Primero el frío la necesidad de
sacarlos rápidamente, luego un poco de dolor, bueno tal vez dolor no es la
mejor palabra, una sensación incómoda, cercana a eso, y la voluntad de dejarlos
ahí, un hormigueo, mejor un cosquilleo y se hace un poco más soportable, entonces
el organismo se acostumbra y la mente deja de fijarse en eso para dedicarse a
divagar.
Frente a mí el bosque con árboles danzando al ritmo del viento, entonando
sus “ues” de película de miedo, ¿es en realidad un bosque?
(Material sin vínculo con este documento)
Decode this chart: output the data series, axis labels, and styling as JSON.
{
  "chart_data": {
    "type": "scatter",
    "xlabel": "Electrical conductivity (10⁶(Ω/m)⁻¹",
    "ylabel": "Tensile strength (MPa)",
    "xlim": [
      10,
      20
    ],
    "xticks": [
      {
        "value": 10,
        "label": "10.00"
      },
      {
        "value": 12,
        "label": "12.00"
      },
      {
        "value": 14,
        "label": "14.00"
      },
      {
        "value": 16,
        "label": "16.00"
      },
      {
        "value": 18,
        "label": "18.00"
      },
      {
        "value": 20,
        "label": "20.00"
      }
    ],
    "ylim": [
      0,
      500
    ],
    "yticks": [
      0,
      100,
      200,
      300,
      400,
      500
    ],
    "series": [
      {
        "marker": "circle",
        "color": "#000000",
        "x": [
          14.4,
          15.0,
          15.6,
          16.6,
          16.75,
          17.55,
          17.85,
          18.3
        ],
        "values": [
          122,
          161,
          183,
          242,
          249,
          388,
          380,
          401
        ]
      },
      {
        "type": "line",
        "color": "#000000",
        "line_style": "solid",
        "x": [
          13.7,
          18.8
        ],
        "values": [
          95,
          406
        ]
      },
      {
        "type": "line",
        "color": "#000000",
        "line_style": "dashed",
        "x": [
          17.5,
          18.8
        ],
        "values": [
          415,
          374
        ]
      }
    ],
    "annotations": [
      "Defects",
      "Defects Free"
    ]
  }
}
No se parece a la
imagen de bosque de los libros de pinos ordenados con sus copas parejas y los
troncos desnudos produciendo ramas, todas de la misma altura, no, no es un
bosque cuadriculado y simétrico, es una fiesta de vegetación desigual, troncos
gruesos abrazados por otros reptantes y parásitos, barbas de San José que se
descuelgan a destiempo, arbolitos desnutridos de pocas hojas, otros gigantes
que se adivinan por la sombra inmensa que producen, arbustos tupidos, algunos
espinosos, hojas cubriendo el suelo tan disimiles como sus donantes unas
rojizas otras verdes muchas amarillas.
Un temblor, a pesar del algodón el
viento me llega a la piel y me recuerda los pies que ya casi no siento,
entonces los miro como para estar segura de que aun están ahí, el brillo del
sol haciendo colores sobre el agua y mis piernas pálidas por la distorsión, mis
dedos cortos y redondos, las uñas burdas donde se termina la delicadeza de cada
uno, más abajo las piedras, tan resignadas a esa vida de dejar pasar, solo
están ahí, solo permanecen, acariciadas por el agua cristalina o mugrienta, por
jabón o sangre y ellas allí calladas, impávidas, aterradoramente impávidas, tan
cantos, tan rodadas, entonces pienso en mí, en mi vida de dejar pasar, tan
resignada, tan impávida, tan canto, tan rodada.